GTA Vice City Stories. I’m not a gamer by any means, but I made a special note of this particular title so I could make sure that P NEVER bought it. This annoyance must’ve aired ten fucking times in the hour that I was minding my own business, trying to watch TDS and TCR, and were it possible to reach through the screen and grab the baseball bat from that head-bobbing Hispanic gangbanger, and smack him with it, I would cheerfully have done so. This one now gets not only the mute treatment, but also the “bring up the menu so I don’t even have to see it”. P isn’t a GTA fan, but even if he were, that game would not cross the threshold into this house.
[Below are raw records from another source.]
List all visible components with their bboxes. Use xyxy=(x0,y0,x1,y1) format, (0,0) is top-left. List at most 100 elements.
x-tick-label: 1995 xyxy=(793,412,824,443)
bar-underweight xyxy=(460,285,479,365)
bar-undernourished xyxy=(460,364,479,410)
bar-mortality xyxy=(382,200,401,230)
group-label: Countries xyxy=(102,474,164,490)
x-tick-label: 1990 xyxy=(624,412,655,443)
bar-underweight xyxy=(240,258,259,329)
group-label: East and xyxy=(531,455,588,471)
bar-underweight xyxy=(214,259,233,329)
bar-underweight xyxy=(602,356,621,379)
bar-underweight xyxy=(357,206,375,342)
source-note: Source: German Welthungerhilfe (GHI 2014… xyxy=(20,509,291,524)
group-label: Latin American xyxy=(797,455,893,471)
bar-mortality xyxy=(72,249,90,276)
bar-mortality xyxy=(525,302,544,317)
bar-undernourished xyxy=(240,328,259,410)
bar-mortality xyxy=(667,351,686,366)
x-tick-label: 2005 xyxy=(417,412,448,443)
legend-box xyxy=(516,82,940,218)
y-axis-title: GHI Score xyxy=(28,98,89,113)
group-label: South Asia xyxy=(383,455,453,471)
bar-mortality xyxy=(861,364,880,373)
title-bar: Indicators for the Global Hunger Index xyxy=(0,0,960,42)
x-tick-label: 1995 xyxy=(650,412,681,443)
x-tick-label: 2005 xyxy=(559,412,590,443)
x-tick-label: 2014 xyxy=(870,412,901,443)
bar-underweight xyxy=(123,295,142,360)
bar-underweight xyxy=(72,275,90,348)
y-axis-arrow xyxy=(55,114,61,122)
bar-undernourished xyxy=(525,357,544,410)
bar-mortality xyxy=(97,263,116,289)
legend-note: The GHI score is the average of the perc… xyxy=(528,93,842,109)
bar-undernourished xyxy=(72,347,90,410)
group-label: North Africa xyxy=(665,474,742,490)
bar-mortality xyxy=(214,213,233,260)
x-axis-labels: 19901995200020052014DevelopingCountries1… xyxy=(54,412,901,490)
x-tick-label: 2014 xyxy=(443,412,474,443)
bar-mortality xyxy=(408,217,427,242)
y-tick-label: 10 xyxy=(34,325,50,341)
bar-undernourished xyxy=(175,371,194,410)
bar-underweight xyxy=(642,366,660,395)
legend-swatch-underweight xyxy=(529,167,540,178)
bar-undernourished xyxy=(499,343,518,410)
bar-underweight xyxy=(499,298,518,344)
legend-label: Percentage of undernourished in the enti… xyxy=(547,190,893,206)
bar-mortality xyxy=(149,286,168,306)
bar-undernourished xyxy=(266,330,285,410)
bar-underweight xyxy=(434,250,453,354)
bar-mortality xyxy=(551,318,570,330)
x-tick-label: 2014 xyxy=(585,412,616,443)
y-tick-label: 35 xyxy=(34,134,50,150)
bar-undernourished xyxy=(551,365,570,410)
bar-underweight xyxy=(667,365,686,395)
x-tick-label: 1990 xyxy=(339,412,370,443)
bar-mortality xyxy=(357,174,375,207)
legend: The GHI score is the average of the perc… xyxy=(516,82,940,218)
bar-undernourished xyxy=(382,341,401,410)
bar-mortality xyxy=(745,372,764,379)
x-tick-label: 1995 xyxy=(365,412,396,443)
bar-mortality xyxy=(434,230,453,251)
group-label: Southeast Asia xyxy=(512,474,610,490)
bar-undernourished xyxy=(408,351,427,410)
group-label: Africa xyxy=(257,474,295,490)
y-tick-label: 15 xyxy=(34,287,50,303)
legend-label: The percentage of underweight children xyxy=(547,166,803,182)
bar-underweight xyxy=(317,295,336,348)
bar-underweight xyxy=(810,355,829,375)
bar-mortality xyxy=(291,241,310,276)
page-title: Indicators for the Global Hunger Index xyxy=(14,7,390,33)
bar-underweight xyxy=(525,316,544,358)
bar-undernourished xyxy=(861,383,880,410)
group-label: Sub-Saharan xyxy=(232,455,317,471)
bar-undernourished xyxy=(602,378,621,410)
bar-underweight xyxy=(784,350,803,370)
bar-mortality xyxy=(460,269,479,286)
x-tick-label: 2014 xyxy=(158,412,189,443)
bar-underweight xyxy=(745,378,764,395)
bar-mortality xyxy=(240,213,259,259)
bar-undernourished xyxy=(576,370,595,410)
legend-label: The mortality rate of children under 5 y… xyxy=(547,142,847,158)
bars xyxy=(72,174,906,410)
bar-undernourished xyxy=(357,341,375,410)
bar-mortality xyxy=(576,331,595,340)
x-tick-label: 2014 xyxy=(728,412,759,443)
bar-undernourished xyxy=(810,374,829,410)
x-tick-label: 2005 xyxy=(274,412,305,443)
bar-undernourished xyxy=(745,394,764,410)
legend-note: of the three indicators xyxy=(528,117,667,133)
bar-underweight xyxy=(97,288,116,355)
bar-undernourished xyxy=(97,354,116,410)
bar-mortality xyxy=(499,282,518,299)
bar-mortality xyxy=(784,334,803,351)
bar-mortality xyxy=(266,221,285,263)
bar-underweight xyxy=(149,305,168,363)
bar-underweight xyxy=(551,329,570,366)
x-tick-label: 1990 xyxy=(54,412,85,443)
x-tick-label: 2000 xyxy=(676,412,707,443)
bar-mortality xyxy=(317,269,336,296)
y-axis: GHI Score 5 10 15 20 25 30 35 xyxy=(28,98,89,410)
Of course, no boycott list would be complete without car insurance companies. The eSurance cartoons (Christ, don’t get me started), that idiot spokesman and the scrolling list for Progressive and the new and improved CGI Geico gecko. I actually used to like the Geico commercials back in the days when the gecko was still cute and almost cartoonish, driving his little red sports car into the “Employee of the Month” parking spot. Now, he sounds like Steve Irwin (WHY? America != Australia), and is equally as annoying (I’m not happy that Irwin is dead, BTW, but I can’t say I’m unhappy that he won’t be terrorising unsuspecting animals anymore, and no, I don’t care how much money he gave to conservation). Anyway, the CGI itself is very well done, but enough with the fucking gecko, already. I also hate their “real person/celebrity” spots. I don’t need a screaming Little Richard or the voice of Don LaFontaine to figure out what someone else is saying, and I don’t find it amusing in the least. The original caveman spot was funny-ish….once. Fuck Geico. They’ve got me for brand recognition, but I’d pay double for insurance rather than use them. I kinda like the State Farm and Allstate commercials; I still mute them, but they don’t piss me off.
P.S. Funny quote I saw somewhere: “Abstinence makes the church grow fondlers.” 😆

Don’t fall asleep on a full stomach of Chinese food or you may have a dream involving:
– some piece of machinery you and Jamie Hyneman (from Mythbusters) are trying to repair, as another piece of machinery catches fire not once, not twice, but three times. On the third time, we all left because Jamie said it was dry and too dangerous to be near even a small fire, and I had grease on my fingers after unscrewing a plate to straighten (some mechanism).
– a TKD arts class I was supposed to attend, only I’d forgot my dobok, and I was supposed to have stretched beforehand, but I had not. Not that it mattered because I ended up not in a dojang, but in a classroom.
– a classroom full of women, and although I’m not sure what they were learning, I know that I was supposed to have worn a dress because they were whispering about my having worn pants…on Thanksgiving. That was enough on its own, but there were nuns from two orders there, and one of them wore a pinafore that had a front panel made of that LED fabric, and it kept changing words and pictures. One of the pictures had also the name of her order…Sisters of the Bloody Curiousity.